Das Bürgerforum Bad Wörishofen kritisiert den Stadtrat für einen „finanzpolitischen Blindflug“. Der Zweite Vorsitzende des Vereins, Heinrich Dietz, warnt vor den Folgen. Dietz war Präsident des Landesrechnungshofs in Thüringen. „Die sparsame schwäbische Hausfrau würde nur dann Geld ausgeben, wenn sie es auch hat“, sagt er, in Anspielung auf eine Äußerung der CSU-Fraktionssprecherin Christiane-Maria Rapp. Sie hatte das Hausfrauen-Beispiel in der jüngsten Stadtratssitzung angeführt. „Die Jahresabschlüsse der Stadt für die Jahre 2010, 2011, 2012 und 2013 wurden dem Stadtrat noch nicht vorgelegt“, kritisiert Dietz. Dabei schreibe die Gemeindeordnung dies mit Zehn-Monats-Frist vor. Damit befinde sich die Stadt seit 2010 in einem rechtswidrigen Haushaltszustand. „Ich erwarte, dass die zuständigen Rechtsaufsichtsbehörden einschreiten“, fordert Dietz. Mit dem Landesrechnungshof war der promovierte Jurist selbst für die Finanzprüfung der Städte zuständig.
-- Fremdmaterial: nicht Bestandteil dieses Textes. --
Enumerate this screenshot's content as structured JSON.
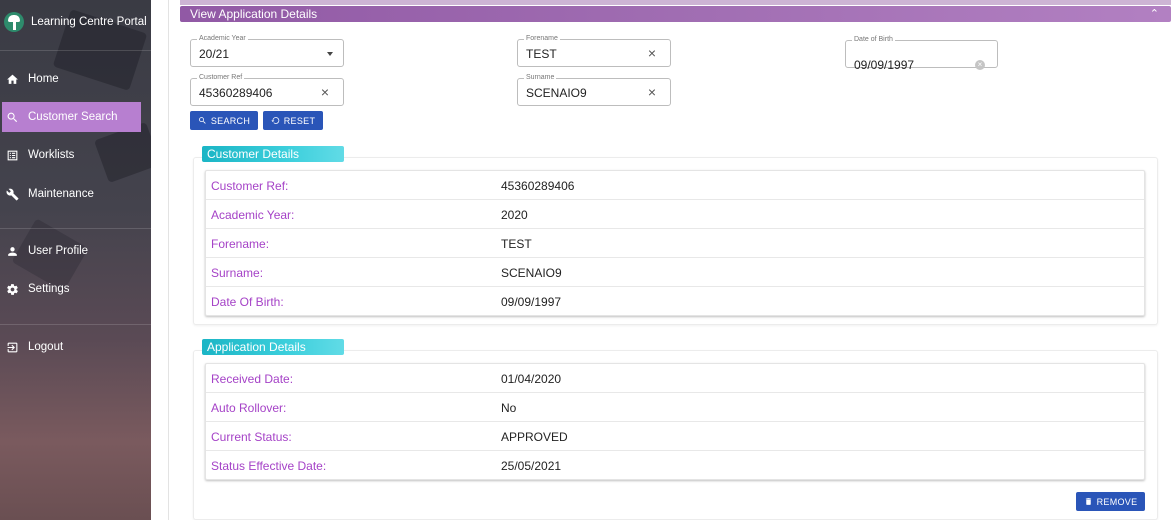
{
  "app": {
    "title": "Learning Centre Portal"
  },
  "sidebar": {
    "items": [
      {
        "label": "Home",
        "icon": "home-icon"
      },
      {
        "label": "Customer Search",
        "icon": "search-icon",
        "active": true
      },
      {
        "label": "Worklists",
        "icon": "list-icon"
      },
      {
        "label": "Maintenance",
        "icon": "wrench-icon"
      },
      {
        "label": "User Profile",
        "icon": "person-icon"
      },
      {
        "label": "Settings",
        "icon": "gear-icon"
      },
      {
        "label": "Logout",
        "icon": "logout-icon"
      }
    ]
  },
  "header": {
    "title": "View Application Details"
  },
  "search": {
    "academic_year": {
      "label": "Academic Year",
      "value": "20/21"
    },
    "forename": {
      "label": "Forename",
      "value": "TEST"
    },
    "dob": {
      "label": "Date of Birth",
      "value": "09/09/1997"
    },
    "customer_ref": {
      "label": "Customer Ref",
      "value": "45360289406"
    },
    "surname": {
      "label": "Surname",
      "value": "SCENAIO9"
    },
    "search_label": "SEARCH",
    "reset_label": "RESET"
  },
  "customer_details": {
    "title": "Customer Details",
    "rows": [
      {
        "key": "Customer Ref:",
        "value": "45360289406"
      },
      {
        "key": "Academic Year:",
        "value": "2020"
      },
      {
        "key": "Forename:",
        "value": "TEST"
      },
      {
        "key": "Surname:",
        "value": "SCENAIO9"
      },
      {
        "key": "Date Of Birth:",
        "value": "09/09/1997"
      }
    ]
  },
  "application_details": {
    "title": "Application Details",
    "rows": [
      {
        "key": "Received Date:",
        "value": "01/04/2020"
      },
      {
        "key": "Auto Rollover:",
        "value": "No"
      },
      {
        "key": "Current Status:",
        "value": "APPROVED"
      },
      {
        "key": "Status Effective Date:",
        "value": "25/05/2021"
      }
    ],
    "remove_label": "REMOVE"
  },
  "colors": {
    "accent_purple": "#a06db2",
    "active_nav": "#b77fd0",
    "label_purple": "#a542c7",
    "section_teal": "#1bb5c5",
    "button_blue": "#2a55b8"
  }
}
„Oberster Grundsatz der Haushaltswirtschaft ist die Sicherung der dauernden Leistungsfähigkeit der Gemeinde“, so Dietz weiter. Kämmerei und Stadtrat seien deshalb verpflichtet, Prüfungsbemerkungen von Landratsamt und kommunalem Prüfungsverband zu beachten. „Dass die Kämmerin in öffentlicher Sitzung diese Pflicht auf Nachfrage von Wolfgang Hützler in Abrede stellt, wie am vergangenen Montag, ist nicht hinnehmbar“, kritisiert Dietz. Er war unter den Zuhörern.
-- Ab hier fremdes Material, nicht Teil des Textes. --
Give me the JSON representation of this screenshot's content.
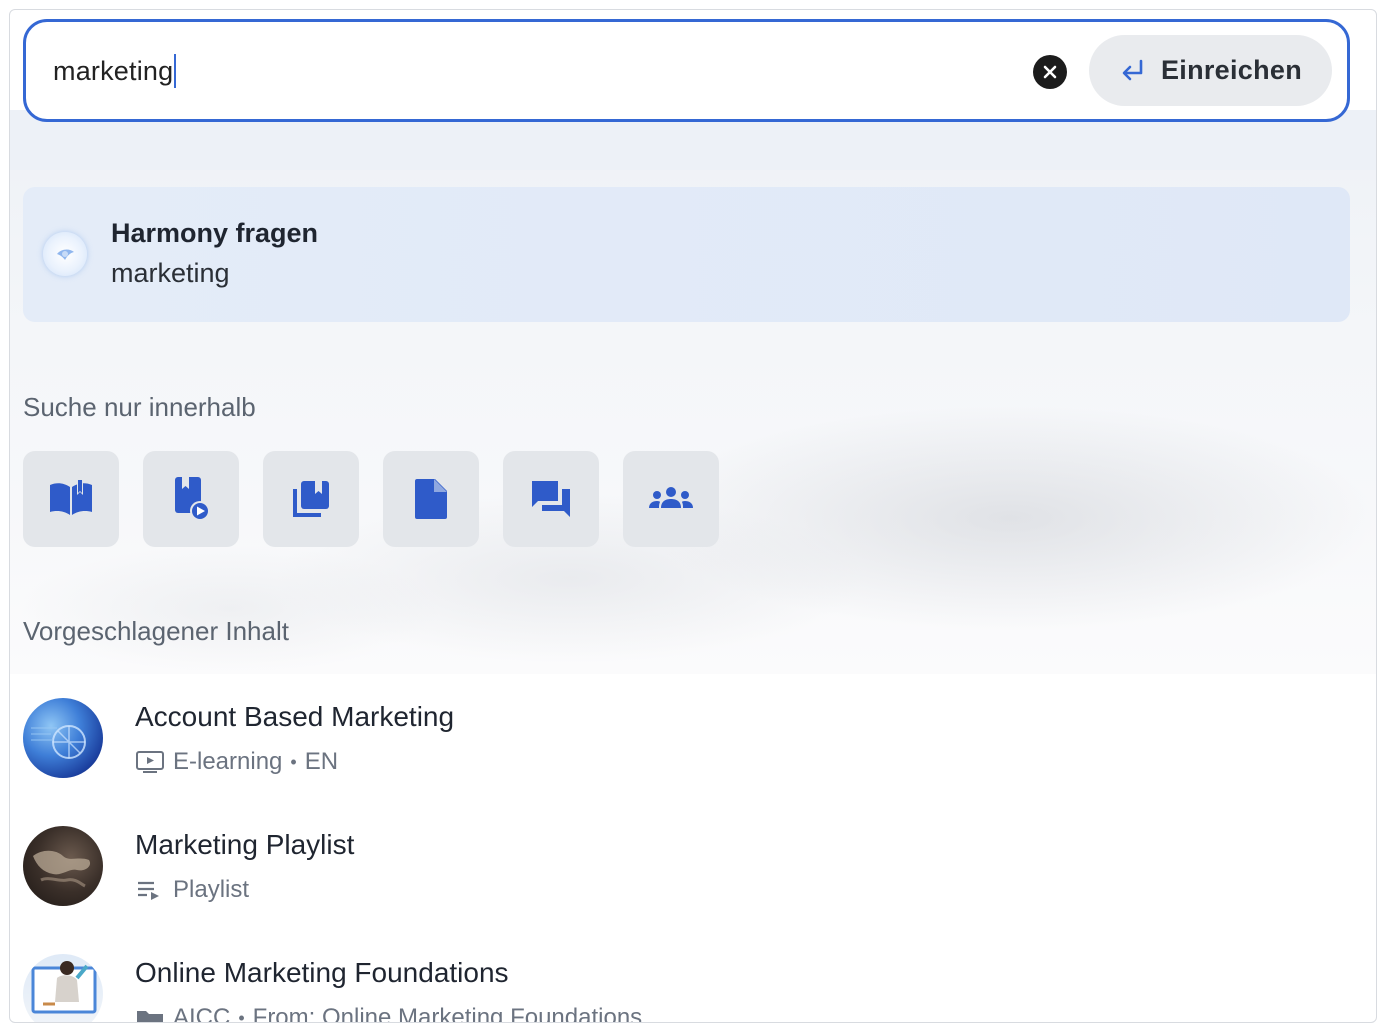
{
  "search": {
    "value": "marketing",
    "submit_label": "Einreichen"
  },
  "harmony": {
    "title": "Harmony fragen",
    "query": "marketing"
  },
  "scope": {
    "label": "Suche nur innerhalb",
    "filters": [
      {
        "icon": "book-open-icon"
      },
      {
        "icon": "course-play-icon"
      },
      {
        "icon": "library-stack-icon"
      },
      {
        "icon": "document-icon"
      },
      {
        "icon": "forum-chat-icon"
      },
      {
        "icon": "groups-icon"
      }
    ]
  },
  "suggested": {
    "label": "Vorgeschlagener Inhalt",
    "items": [
      {
        "title": "Account Based Marketing",
        "type": "E-learning",
        "lang": "EN",
        "type_icon": "monitor-play-icon"
      },
      {
        "title": "Marketing Playlist",
        "type": "Playlist",
        "type_icon": "playlist-icon"
      },
      {
        "title": "Online Marketing Foundations",
        "type": "AICC",
        "source": "From: Online Marketing Foundations",
        "type_icon": "folder-icon"
      }
    ]
  },
  "colors": {
    "accent": "#3568d4",
    "icon_blue": "#2f5bc9",
    "filter_bg": "#e3e6ea",
    "harmony_bg": "#e0e9f7"
  }
}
„Auch die Aussage der Kämmerin, wonach die Finanzierung der Dreifachturnhalle nicht gesichert ist, muss bei den Mitgliedern des Stadtrates eigentlich alle Alarmglocken läuten lassen“, sagt Dietz. Das Verhalten des Stadtrates, der den Hallenbau trotzdem beschlossen hat, nennt Dietz „finanzpolitischen Blindflug in Überschall“.
Ebenfalls kritisch sieht er die Auftragsvergabe für die Dreifachturnhalle durch die gemeinnützige Sportstätten GmbH. Bad Wörishofen hat bekanntlich noch keinen Haushalt verabschiedet. Hier dränge sich der Verdacht auf, dass „das Gesetz umgangen wird“, so Dietz. Zudem seien die genannten Zahlen falsch. Die Schulden von Stadt und Stadtwerken lägen derzeit bei knapp 25 Millionen Euro. „Wo soll da noch Luft nach oben sein?“, fragt Dietz. Er bringt sogar die mögliche Einsetzung eines Staatskommissars ins Spiel, sollte der Stadtrat seiner Verantwortung nicht nachkommen.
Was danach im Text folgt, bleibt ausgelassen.